Tuesday, March 17, 2009

Air Travel Is For The Birds

Dear Children:

There was a time when air travel was unusual, luxurious and expensive. It didn’t take long for it to become commonplace, cheap and painful. Take this morning, for instance.

We arose early in west suburban Boston. That part was okay. We were off to Logan Airport at the stroke of ten for a noon flight. In that time the car could have gotten us 120 miles down the road through fens and forests, history and myth, budding trees and melting snow; 18 wheelers and McDonalds by the score.

Instead there was the TSA assiduously guarding against the 4.5 oz toothpaste tube and ferrous metal. Don’t misunderstand: Nobody wants a hijacked aircraft used as a weapon against iconic buildings or the power grid. Its just that our sense of diligent fairness requires granny to get out of her wheelchair to be wanded, babies to have boarding passes and a suspension (however briefly) of our right to free speech. A mindless devotion to specific rule plays proxy for safety. Yet, we endure it for the greater good even though we know that determined criminals will merely bypass a hardened target for a soft one.

Airports, like shopping districts throughout the world, all look alike. They have the same Sunglasses Hut, the same newsstands, the same over-priced candy, the same stainless steel walls and the same hands-free toilets and sinks. If getting through customs or past the TSA weren’t enough, the glassy far-away stare on most folks is fashioned from pervasive numb and number sameness.

No wonder our minds, if not rotted by television, make great orchid-growing medium. In airports, one sees those portable DVD players, WiFi hotspots and CNN Lite everywhere. Forget sameness, we don’t actually leave home -- God forbid we should take delight in a stopover in Detroit.

Aircraft air is just this side of toxic – closer to ozone than oxygen. We all face forward just like old-timey prison dining rooms. Why is it that city buses can arrange seating for a varied view and airliners can’t? Airliners have a beggar-thy-neighbor system of comfort. The passenger in front tilts back his seat either shortening the one aft or producing a chain reaction of tilts into the empanage. Elbows are not safe from beverage-service carts nor are rest rooms the least bit gag free.

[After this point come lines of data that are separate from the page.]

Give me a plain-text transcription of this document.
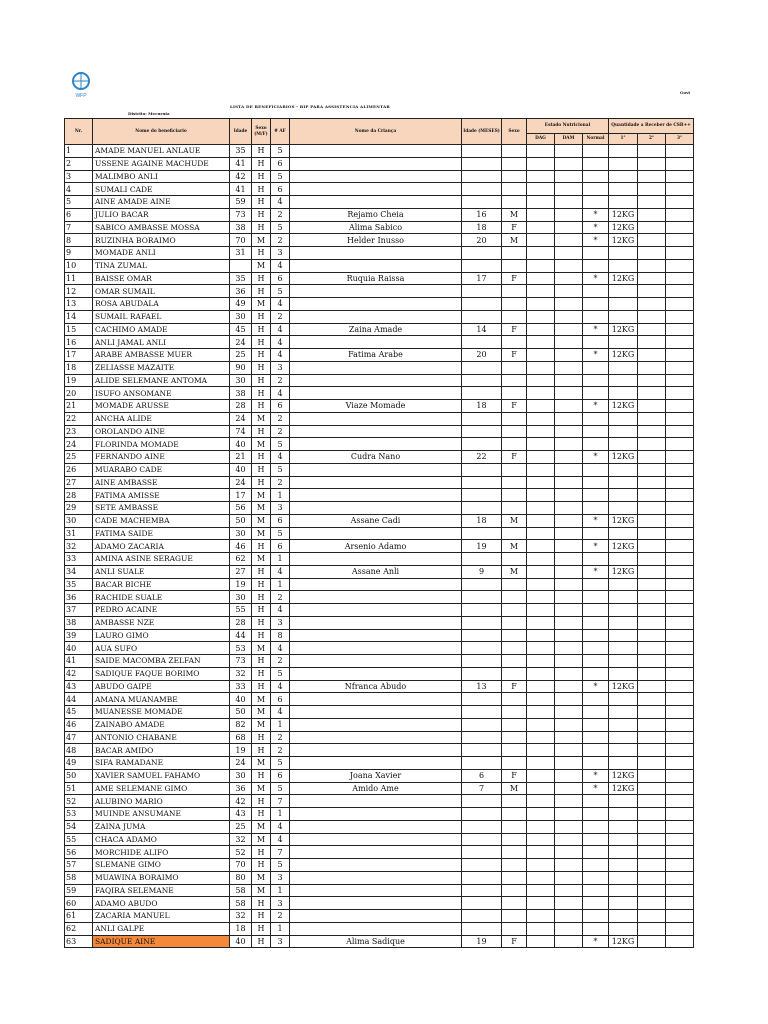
WFP
Govt
LISTA DE BENEFICIARIOS - BIP PARA ASSISTENCIA ALIMENTAR
Distrito: Mecuruia
Nr.	Nome do beneficiario	Idade	Sexo (M/F)	# AF	Nome da Criança	Idade (MESES)	Sexo	Estado Nutricional			Quantidade a Receber de CSB++		
								DAG	DAM	Normal	1°	2°	3°
1	AMADE MANUEL ANLAUE	35	H	5									
2	USSENE AGAINE MACHUDE	41	H	6									
3	MALIMBO ANLI	42	H	5									
4	SUMALI CADE	41	H	6									
5	AINE AMADE AINE	59	H	4									
6	JULIO BACAR	73	H	2	Rejamo Cheia	16	M			*	12KG		
7	SABICO AMBASSE MOSSA	38	H	5	Alima Sabico	18	F			*	12KG		
8	RUZINHA BORAIMO	70	M	2	Helder Inusso	20	M			*	12KG		
9	MOMADE ANLI	31	H	3									
10	TINA ZUMAL		M	4									
11	BAISSE OMAR	35	H	6	Ruquia Raissa	17	F			*	12KG		
12	OMAR SUMAIL	36	H	5									
13	ROSA ABUDALA	49	M	4									
14	SUMAIL RAFAEL	30	H	2									
15	CACHIMO AMADE	45	H	4	Zaina Amade	14	F			*	12KG		
16	ANLI JAMAL ANLI	24	H	4									
17	ARABE AMBASSE MUER	25	H	4	Fatima Arabe	20	F			*	12KG		
18	ZELIASSE MAZAITE	90	H	3									
19	ALIDE SELEMANE ANTOMA	30	H	2									
20	ISUFO ANSOMANE	38	H	4									
21	MOMADE ARUSSE	28	H	6	Viaze Momade	18	F			*	12KG		
22	ANCHA ALIDE	24	M	2									
23	OROLANDO AINE	74	H	2									
24	FLORINDA MOMADE	40	M	5									
25	FERNANDO AINE	21	H	4	Cudra Nano	22	F			*	12KG		
26	MUARABO CADE	40	H	5									
27	AINE AMBASSE	24	H	2									
28	FATIMA AMISSE	17	M	1									
29	SETE AMBASSE	56	M	3									
30	CADE MACHEMBA	50	M	6	Assane Cadi	18	M			*	12KG		
31	FATIMA SAIDE	30	M	5									
32	ADAMO ZACARIA	46	H	6	Arsenio Adamo	19	M			*	12KG		
33	AMINA ASINE SERAGUE	62	M	1									
34	ANLI SUALE	27	H	4	Assane Anli	9	M			*	12KG		
35	BACAR BICHE	19	H	1									
36	RACHIDE SUALE	30	H	2									
37	PEDRO ACAINE	55	H	4									
38	AMBASSE NZE	28	H	3									
39	LAURO GIMO	44	H	8									
40	AUA SUFO	53	M	4									
41	SAIDE MACOMBA ZELFAN	73	H	2									
42	SADIQUE FAQUE BORIMO	32	H	5									
43	ABUDO GAIPE	33	H	4	Nfranca Abudo	13	F			*	12KG		
44	AMANA MUANAMBE	40	M	6									
45	MUANESSE MOMADE	50	M	4									
46	ZAINABO AMADE	82	M	1									
47	ANTONIO CHABANE	68	H	2									
48	BACAR AMIDO	19	H	2									
49	SIFA RAMADANE	24	M	5									
50	XAVIER SAMUEL FAHAMO	30	H	6	Joana Xavier	6	F			*	12KG		
51	AME SELEMANE GIMO	36	M	5	Amido Ame	7	M			*	12KG		
52	ALUBINO MARIO	42	H	7									
53	MUINDE ANSUMANE	43	H	1									
54	ZAINA JUMA	25	M	4									
55	CHACA ADAMO	32	M	4									
56	MORCHIDE ALIFO	52	H	7									
57	SLEMANE GIMO	70	H	5									
58	MUAWINA BORAIMO	80	M	3									
59	FAQIRA SELEMANE	58	M	1									
60	ADAMO ABUDO	58	H	3									
61	ZACARIA MANUEL	32	H	2									
62	ANLI GALPE	18	H	1									
63	SADIQUE AINE	40	H	3	Alima Sadique	19	F			*	12KG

What is that blue liquid?

So from Logan Airport we flew to Detroit to layover an hour or so and board a smaller plane destined Omaha. Omaha is not our destination. Our destination is three hours off by car. This is for the purpose of getting a cheaper fare. We save $200 each using this method. Because four Benjamins is nothing to sneeze at, we sneeze at a trip home in the dark.

Early in February it was less expensive to fly from home to Orlando thence New York and retrace the dog-leg than to go directly from home to New York round trip. A nodding acquaintance with geometry exposes that state of affairs for the fraud it is. It is not unlike our prehensile purchase on the idea of telephone long distance when we are all mostly equidistant from the satellite – the hypotenuse doesn’t matter.

Yet here we are at 30 thousand feet unable to see the ground and entertaining the belief that traveling 500 miles per hour is oh-so right. Maybe when this headache subsides and blood no longer pools in my rump, I’ll feel better. Who knows?